Coinciding with the initiative of the Clinton administration, the immediate years that followed saw the deployment of multiple technical and standards changes, especially the world wide web and the spread of high-speed media, which have led to an identification of de facto highway with internet. Simultaneously, the use of the highway in business. Shortly after the launch of the initiative, in January 1994, Richard Frank of the Academy of Television Arts and Sciences and Jeffrey Cole and Geoffrey Cowan of UCLA organized a meeting of technicians, government officials and community leaders. businesses, primarily media and entertainment, who evaluated and discussed the future of the Freeway. The Conference brought together more than 350 members of the media and entertainment companies (including Rupert Murdoch of NewsCorp, Michael Eisner, of Disney, Robert Iger of ABC Television, and Raymond W. Smith of Bell Atlantic, along with Al Gore). The meeting showed the great interest of the entertainment and news business in the future of the network.

In July 1994 in Naples the G7 recommended the organization of a summit "to give ministers the opportunity to discuss the means to "stimulate and encourage innovation and development of new technologies, including, in particular, the application of open, competitive and global information infrastructures". This was carried out in February 1995 in Brussels, structuring eleven areas of development of stimulus and promotion activities in areas such as trade, culture, education, environment, health and public administration. Also participating in this summit were Al Gore, and Robert E. Allen from AT&T, along with authorities and businessmen from Europe and Japan.

Somewhat later, in November 1995, Bill Gates published a book (The Road Ahead, Vicking, Camino al Futuro in its Spanish edition) that received a lot of attention at the time, projecting his business vision about the highway. Despite predicting an explosion in the use of computers and communications, his explicit references to the superhighway take up little space in the body of his book. Gates sees the Internet as a start to the superhighway, but still premature.

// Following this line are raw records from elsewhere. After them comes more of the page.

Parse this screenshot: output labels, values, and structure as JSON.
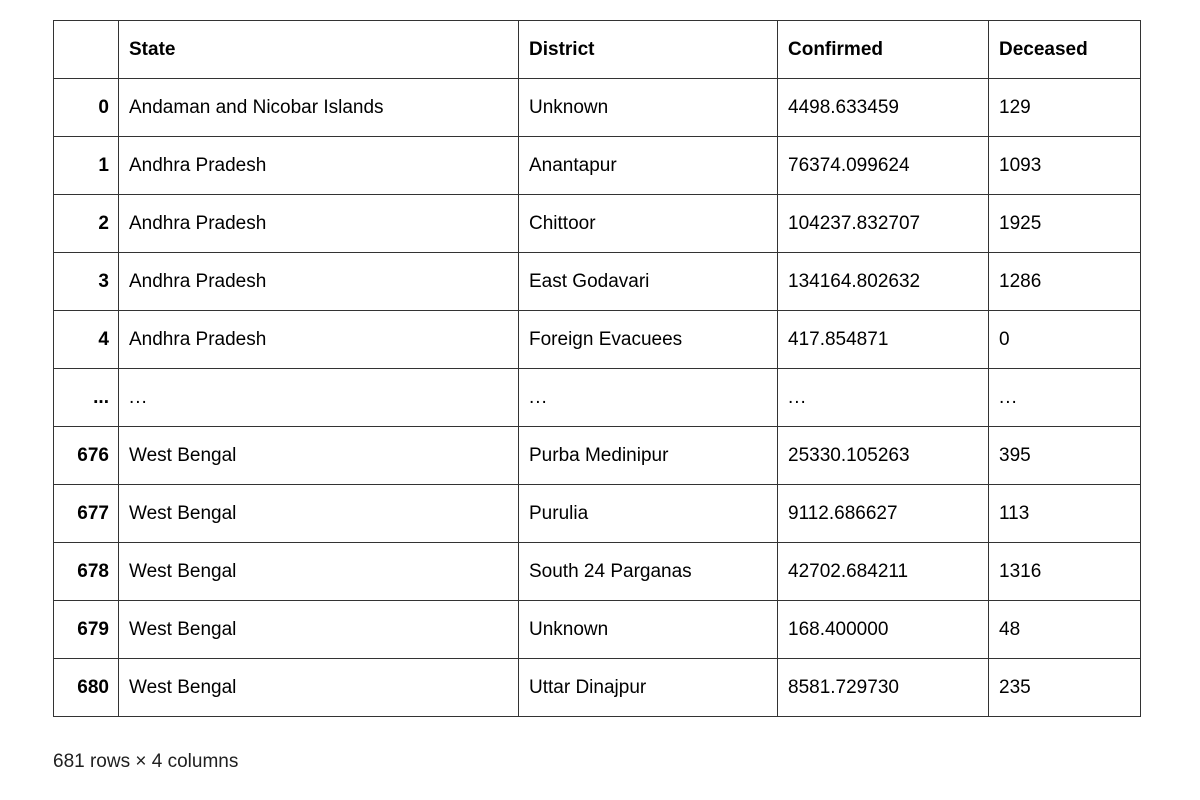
{
  "table": {
    "index_header": "",
    "columns": [
      "State",
      "District",
      "Confirmed",
      "Deceased"
    ],
    "rows": [
      {
        "index": "0",
        "state": "Andaman and Nicobar Islands",
        "district": "Unknown",
        "confirmed": "4498.633459",
        "deceased": "129"
      },
      {
        "index": "1",
        "state": "Andhra Pradesh",
        "district": "Anantapur",
        "confirmed": "76374.099624",
        "deceased": "1093"
      },
      {
        "index": "2",
        "state": "Andhra Pradesh",
        "district": "Chittoor",
        "confirmed": "104237.832707",
        "deceased": "1925"
      },
      {
        "index": "3",
        "state": "Andhra Pradesh",
        "district": "East Godavari",
        "confirmed": "134164.802632",
        "deceased": "1286"
      },
      {
        "index": "4",
        "state": "Andhra Pradesh",
        "district": "Foreign Evacuees",
        "confirmed": "417.854871",
        "deceased": "0"
      },
      {
        "index": "...",
        "state": "...",
        "district": "...",
        "confirmed": "...",
        "deceased": "...",
        "is_ellipsis": true
      },
      {
        "index": "676",
        "state": "West Bengal",
        "district": "Purba Medinipur",
        "confirmed": "25330.105263",
        "deceased": "395"
      },
      {
        "index": "677",
        "state": "West Bengal",
        "district": "Purulia",
        "confirmed": "9112.686627",
        "deceased": "113"
      },
      {
        "index": "678",
        "state": "West Bengal",
        "district": "South 24 Parganas",
        "confirmed": "42702.684211",
        "deceased": "1316"
      },
      {
        "index": "679",
        "state": "West Bengal",
        "district": "Unknown",
        "confirmed": "168.400000",
        "deceased": "48"
      },
      {
        "index": "680",
        "state": "West Bengal",
        "district": "Uttar Dinajpur",
        "confirmed": "8581.729730",
        "deceased": "235"
      }
    ]
  },
  "footer": {
    "shape_text": "681 rows × 4 columns"
  },
  "colors": {
    "border": "#333333",
    "text": "#000000",
    "background": "#ffffff"
  }
}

Some intellectuals have criticized the evolution of the concept, or the concept itself, pointing out that the information and knowledge highway was reduced to a business engine: "Five years ago there was tremendous enthusiasm for the emerging World Wide Web. The general comment about the "information superhighway" it evoked images of infinite exploration, free and spontaneous. The term suggested that the Net was primarily a source of education and communication. Today, according to the current attitude, the Internet is understood more as an instrument to make money and to spend it" (ZCom's Norman Solomon, February 2000, translated by Eneko Sanz). Solomon then estimated that the concept gradually degraded during the 1990s, going from being a means of knowledge and democratization, to generating business in the hands of large corporations.